この作品のビジュアルを知っていれば、あの冒頭の男性モデルのシークエンスは印象が違いすぎる。それは観た人ならわかってもらえると思うが……。「あれ?」と感じつつも周囲の埋まっている席を思えば、間違った箱に入ってはいないようだ。それにしても、である。
モデル達の打ち合わせ、悪ふざけ、ショーが始まり、席の移動、誰かがはじかれる。この間ずっと「やべえ間違えたか」と内心グラグラしながら観ることになって、ようやくタイトルが出る。これがまた原題で「Triangle of Sadness」と出るから、合ってたなと安心しきれないというね笑。
そこから、主演カップルの「どっちが奢る」のしょうもないくだりが暫く続いて「間違いでもいいか、変わってて面白いから」に至った。

こういう鑑賞体験がまず珍しく、「意外性のある導入」を選択した製作側の意図を最大限に感じられたと言えなくもない笑。
リューベン・オストルンドは『フレンチアルプスで起きたこと』で知った作家だけど、数年経って“ワルさ”に磨きがかかったと言えそうで、その現れがあのアヴァンとモデルカップルのやりとりだろう。わざわざそこから始めるのは新味があるし、「クルーズ船と乗客」の構成でありがちな「主要キャストの謎」みたいなものは大幅に取り払われた。そしてその“ワルさ”は“上手さ”でもあったわけで、ラストの余韻に繋がっている。

あの狂乱のクルーズ船パートでは『ザ・メニュー』のことを思い出したりもして、やはり優れた作家たちは近いタイミングで似たテーマを扱うのだなと。だからハンバーガーまで出てくるのも必然なのかと思う。
それにしてもヒドい描写が続き、揺れもあってさすがに目を背けた。その中で笑えたのは、荒れた海で揺れの強い中、贅を尽くした皿が次々と出されて、揺れに慣れているスタッフたちが「船酔いには食べた方がいいですよ」と言うところ。「そんなわけないだろ」とツッコミながら、実は彼らが裕福な乗客たちに嫌がらせをしているのが可笑しくてたまらなかった。
そして汚れきった船内を移民と思わせるスタッフたちが淡々と磨き上げていくのを見て、どうやらいつものことなのだとわかる。

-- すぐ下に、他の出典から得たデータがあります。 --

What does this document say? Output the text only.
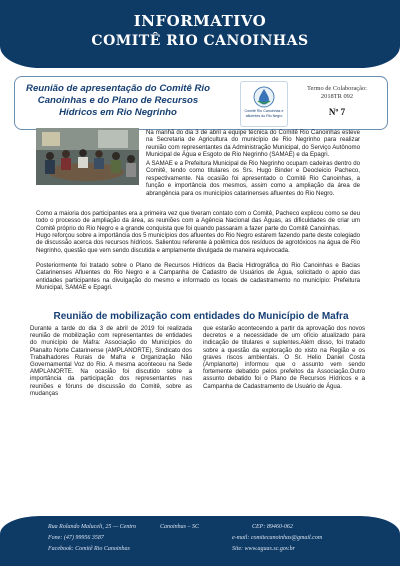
INFORMATIVO
COMITÊ RIO CANOINHAS
Reunião de apresentação do Comitê Rio Canoinhas e do Plano de Recursos Hídricos em Rio Negrinho	Comitê Rio Canoinhas e afluentes do Rio Negro
Termo de Colaboração:
2018TR 092
Nº 7
Na manhã do dia 3 de abril a equipe técnica do Comitê Rio Canoinhas esteve na Secretaria de Agricultura do município de Rio Negrinho para realizar reunião com representantes da Administração Municipal, do Serviço Autônomo Municipal de Água e Esgoto de Rio Negrinho (SAMAE) e da Epagri.
A SAMAE e a Prefeitura Municipal de Rio Negrinho ocupam cadeiras dentro do Comitê, tendo como titulares os Srs. Hugo Binder e Deocleicio Pacheco, respectivamente. Na ocasião foi apresentado o Comitê Rio Canoinhas, a função e importância dos mesmos, assim como a ampliação da área de abrangência para os municípios catarinenses afluentes do Rio Negro.
Como a maioria dos participantes era a primeira vez que tiveram contato com o Comitê, Pacheco explicou como se deu todo o processo de ampliação da área, as reuniões com a Agência Nacional das Águas, as dificuldades de criar um Comitê próprio do Rio Negro e a grande conquista que foi quando passaram a fazer parte do Comitê Canoinhas.
Hugo reforçou sobre a importância dos 5 municípios dos afluentes do Rio Negro estarem fazendo parte deste colegiado de discussão acerca dos recursos hídricos. Salientou referente à polêmica dos resíduos de agrotóxicos na água de Rio Negrinho, questão que vem sendo discutida e amplamente divulgada de maneira equivocada.
Posteriormente foi tratado sobre o Plano de Recursos Hídricos da Bacia Hidrográfica do Rio Canoinhas e Bacias Catarinenses Afluentes do Rio Negro e a Campanha de Cadastro de Usuários de Água, solicitado o apoio das entidades participantes na divulgação do mesmo e informado os locais de cadastramento no município: Prefeitura Municipal, SAMAE e Epagri.
Reunião de mobilização com entidades do Município de Mafra
Durante a tarde do dia 3 de abril de 2019 foi realizada reunião de mobilização com representantes de entidades do município de Mafra: Associação do Municípios do Planalto Norte Catarinense (AMPLANORTE), Sindicato dos Trabalhadores Rurais de Mafra e Organização Não Governamental Voz do Rio. A mesma aconteceu na Sede AMPLANORTE. Na ocasião foi discutido sobre a importância da participação dos representantes nas reuniões e fóruns de discussão do Comitê, sobre as mudanças
que estarão acontecendo a partir da aprovação dos novos decretos e a necessidade de um ofício atualizado para indicação de titulares e suplentes.Além disso, foi tratado sobre a questão da exploração do xisto na Região e os graves riscos ambientais. O Sr. Helio Daniel Costa (Amplanorte) informou que o assunto vem sendo fortemente debatido pelos prefeitos da Associação.Outro assunto debatido foi o Plano de Recursos Hídricos e a Campanha de Cadastramento de Usuário de Água.
Rua Rolando Maluceli, 25 — Centro	Canoinhas – SC	CEP: 89460-062
Fone: (47) 99956 3587	e-mail: comitecanoinhas@gmail.com
Facebook: Comitê Rio Canoinhas	Site: www.aguas.sc.gov.br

こういうワルさを積み上げてきているからこその、あの第三幕のカタルシスがあった。邦題で何があるかはわかりきっているのだが、ラストはさらにもう一捻りがあり、果たしてカールは……という終わり方も面白い。
アビゲイル役のドリー・デ・レオンはこれで国際的は評価を得たし、それが当然だと思える演技だった。これはつい考えてしまうが、『EEAAO』があれほどに盛り上がらなかったら、彼女のことはアジア系としてもっと取り上げられたのでは。とは言え、次はポール・フェイグの作品に出演する予定のようで、これからの活躍が注目される。

まあとにかく個人的には印象に残る作品になったのは間違いない。